Page 65 of Puck My Life
“Why can’t you stay, Vae?” I almost whisper.
She huffs. “Its complicated. There are a lot of reasons, and I just can’t stay. It would ruin everything.”
She backs away from me, and I feel reality bleeding into the magic that has been this night.
“You can’t run away and pretend to be Cinderella. I know where you live.”
She laughs atme. “No, you don’t.”
I catch her back into my arms, but, this time, I try to find the friendship that we used to have. I push the attraction away, and I try to remember that she is Vae.
It doesn’t work.
Apparently, once opened, this Pandora’s box can’t be closed.
I take her hand and drag her inside.
“Time to turn back into a pumpkin.”
She snickers, but when I get to the door, we end up chest-to-chest. The moment stretches out for a long time. I want to kiss her. I want to make her feel good or just babble out all these new thoughts and see if there’s any miracle chance she feels the same.
She ducks her head and breaks our locked gazes first and squeezes through the back door.
I watch her walk away and press a hand to my chest again.
I need time to assess the situation, to figure out a game plan, because it’s not my decision alone.
There’s the pack to consider.
But watching Vae get in a taxi and drive away is almost as painful as seeing her in that alpha’s arms.
Deacon
PAST
The pressure to be perfect pushes at me. Maria being gone is a hole in our lives that we can’t fill. She took up so much space in our world. Her perfume, the sound of her shuffling around the kitchen, her gruff, smoke-ruined voice. The food that Vae has not managed to replicate.
Maria wasn’t the heart of our home; she was the foundation.
Her late-night talks with me are the reason I found the ice and why I aimed so high. I didn’t believe in myself, but she said to me, “What makes all those kids so much more special than you, Pan? Why can’t you be the one to achieve greatness?”
I didn’t have an answer for her then, and I don’t now.
I skate aimlessly around the ice, wishing she was here so I could tell her how much we miss her.
They are depending on me to keep things the same.

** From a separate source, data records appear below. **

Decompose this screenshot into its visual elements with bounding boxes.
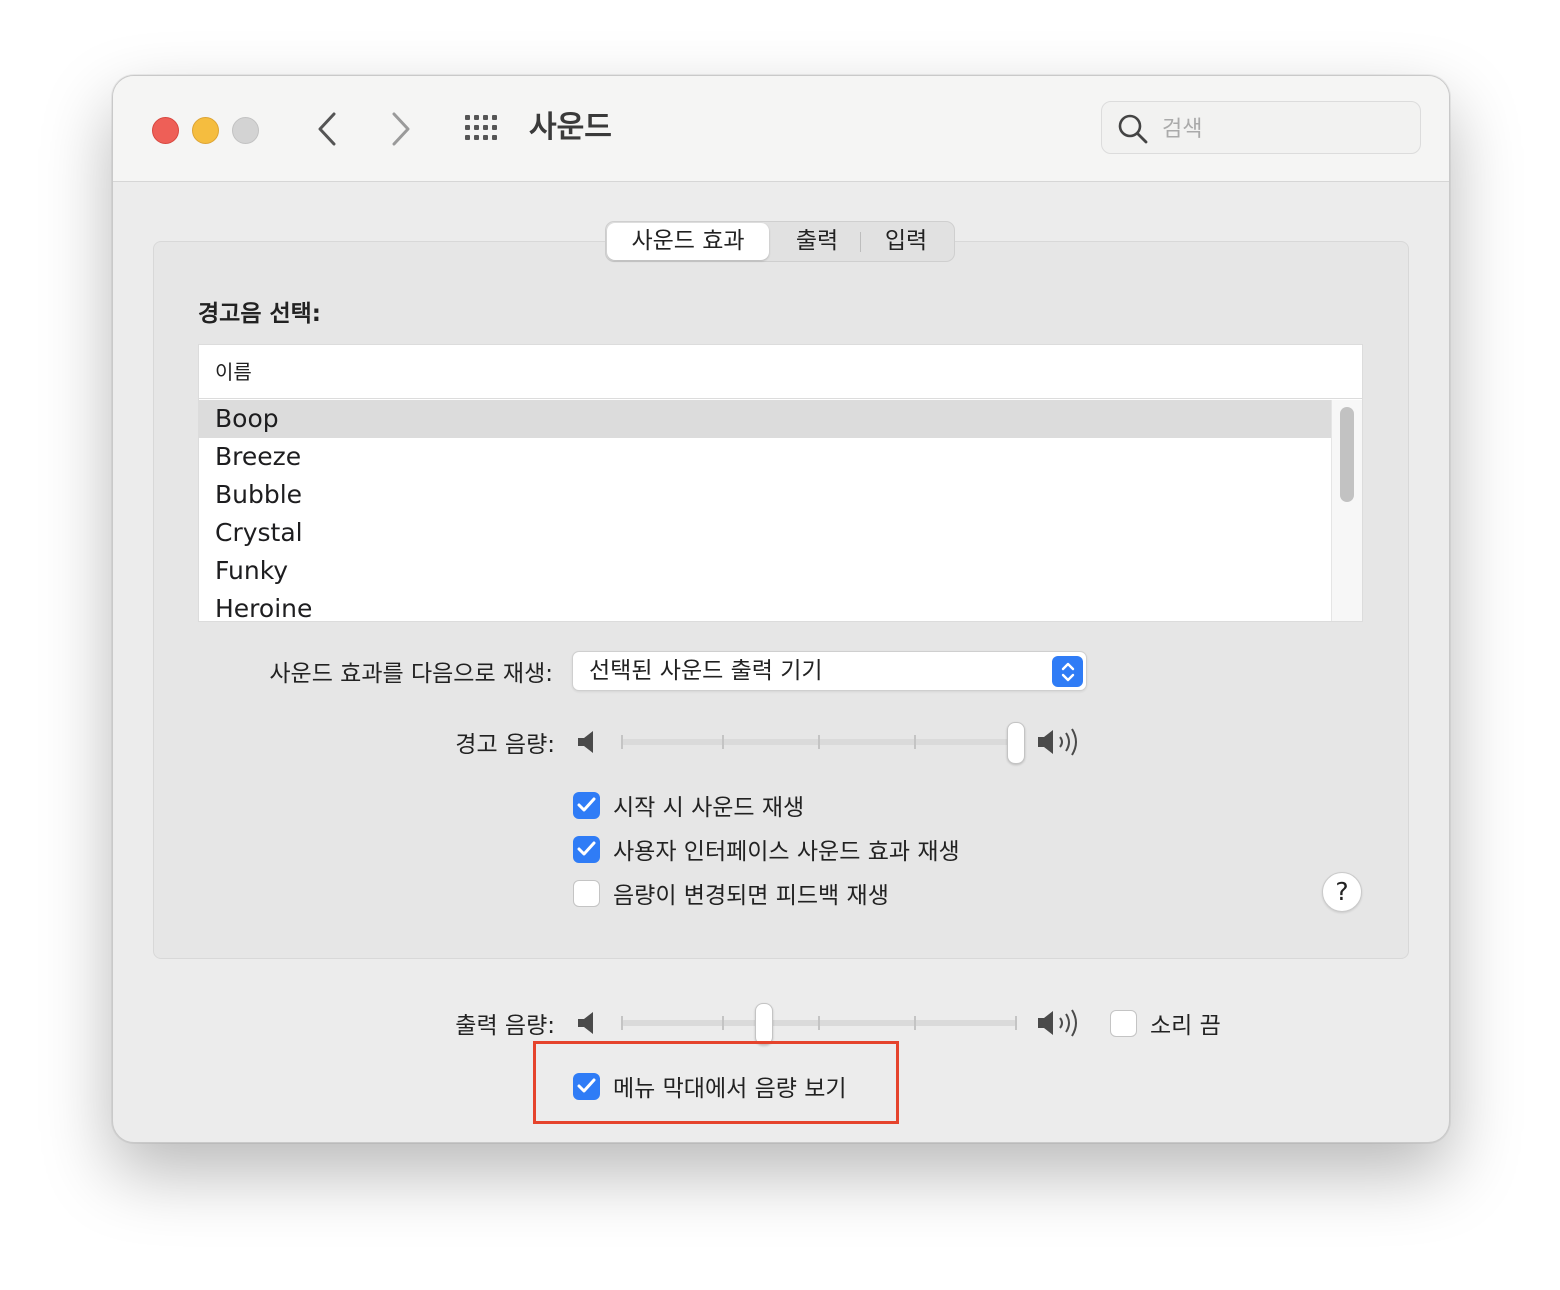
checkbox-box[interactable] <box>1110 1009 1137 1037</box>
chevron-right-icon <box>392 112 410 146</box>
play-through-value: 선택된 사운드 출력 기기 <box>589 658 823 684</box>
slider-tick <box>914 1016 916 1030</box>
speaker-low-icon <box>578 731 593 753</box>
mute-checkbox[interactable]: 소리 끔 <box>1110 1007 1221 1039</box>
checkbox-label: 음량이 변경되면 피드백 재생 <box>613 883 889 909</box>
checkbox-label: 사용자 인터페이스 사운드 효과 재생 <box>613 839 960 865</box>
zoom-button[interactable] <box>232 117 259 144</box>
minimize-button[interactable] <box>192 117 219 144</box>
output-volume-slider[interactable] <box>576 1003 1086 1045</box>
highlight-box <box>533 1041 899 1124</box>
alert-sound-label: 경고음 선택: <box>198 301 322 327</box>
alert-volume-label: 경고 음량: <box>455 732 555 758</box>
checkbox-box[interactable] <box>573 835 600 863</box>
tab-divider <box>860 232 861 252</box>
checkbox-label: 소리 끔 <box>1150 1013 1221 1039</box>
alert-sound-list[interactable]: 이름 Boop Breeze Bubble Crystal Funky Hero… <box>198 344 1363 622</box>
list-item[interactable]: Breeze <box>199 438 1332 476</box>
popup-stepper-icon <box>1052 656 1083 687</box>
checkmark-icon <box>577 841 596 856</box>
search-field[interactable] <box>1101 101 1421 154</box>
forward-button[interactable] <box>383 108 419 150</box>
slider-knob[interactable] <box>754 1003 773 1045</box>
slider-knob[interactable] <box>1007 722 1025 764</box>
scrollbar-thumb[interactable] <box>1340 407 1354 502</box>
startup-sound-checkbox[interactable]: 시작 시 사운드 재생 <box>573 789 804 821</box>
play-through-label: 사운드 효과를 다음으로 재생: <box>269 661 553 687</box>
alert-volume-slider[interactable] <box>576 722 1086 764</box>
speaker-high-icon <box>1038 728 1077 756</box>
speaker-low-icon <box>578 1012 593 1034</box>
volume-feedback-checkbox[interactable]: 음량이 변경되면 피드백 재생 <box>573 877 889 909</box>
tab-output[interactable]: 출력 <box>776 222 858 261</box>
speaker-high-icon <box>1038 1009 1077 1037</box>
show-all-grid-icon[interactable] <box>463 113 501 143</box>
tab-sound-effects[interactable]: 사운드 효과 <box>607 223 769 260</box>
list-item[interactable]: Heroine <box>199 590 1332 621</box>
checkmark-icon <box>577 797 596 812</box>
window-title: 사운드 <box>529 110 612 145</box>
list-item[interactable]: Boop <box>199 400 1332 438</box>
slider-tick <box>621 1016 623 1030</box>
slider-tick <box>818 735 820 749</box>
list-item[interactable]: Crystal <box>199 514 1332 552</box>
slider-tick <box>914 735 916 749</box>
list-item[interactable]: Funky <box>199 552 1332 590</box>
output-volume-label: 출력 음량: <box>455 1013 555 1039</box>
chevron-left-icon <box>318 112 336 146</box>
tab-bar: 사운드 효과 출력 입력 <box>605 221 955 262</box>
tab-input[interactable]: 입력 <box>864 222 948 261</box>
slider-tick <box>722 1016 724 1030</box>
slider-tick <box>1015 1016 1017 1030</box>
back-button[interactable] <box>309 108 345 150</box>
close-button[interactable] <box>152 117 179 144</box>
sound-preferences-window: 사운드 사운드 효과 출력 입력 경고음 선택: 이름 Boop Breeze … <box>112 75 1450 1143</box>
checkbox-label: 시작 시 사운드 재생 <box>613 795 805 821</box>
ui-sound-effects-checkbox[interactable]: 사용자 인터페이스 사운드 효과 재생 <box>573 833 960 865</box>
checkbox-box[interactable] <box>573 791 600 819</box>
column-header-name[interactable]: 이름 <box>199 345 1362 399</box>
slider-tick <box>818 1016 820 1030</box>
title-bar: 사운드 <box>113 76 1449 182</box>
slider-tick <box>722 735 724 749</box>
slider-tick <box>621 735 623 749</box>
help-button[interactable]: ? <box>1322 872 1362 912</box>
play-through-popup[interactable]: 선택된 사운드 출력 기기 <box>572 651 1087 691</box>
search-input[interactable] <box>1160 110 1404 148</box>
search-icon <box>1118 114 1148 144</box>
list-item[interactable]: Bubble <box>199 476 1332 514</box>
checkbox-box[interactable] <box>573 879 600 907</box>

To keep having fun, to keep us still laughing.
That’s what Maria would have wanted.
PRESENT
I explode onto the ice, trying to shove all thoughts of her out of my head, but it’s impossible. The puck is the one she bought me for my birthday; my stick is the one I taught her to play with. The ice is the frosty way she gets mad at me.
“Get your fucking head in the game, Katz!”
I snarl and refocus. The ice is blindingly white; the roar of the crowd is too loud. Every skate that cuts up the ice is in a volume that I can hear in stereo. Everyone is moving so fast, but I’m standing still, furious and frustrated. I’m not getting anywhere, and I have never felt this disconnected to the game I love.
The Knotted Wolves are running circles around us. I slam back into gear and chase after their centre. He sends the puck spinning away, but they don’t have anyone to pass it to, so it comes back to him. I line him up, put on an extra burst of speed, and when the puck comes his way, I shove him into the boards, holding him there, while one of my team steals it.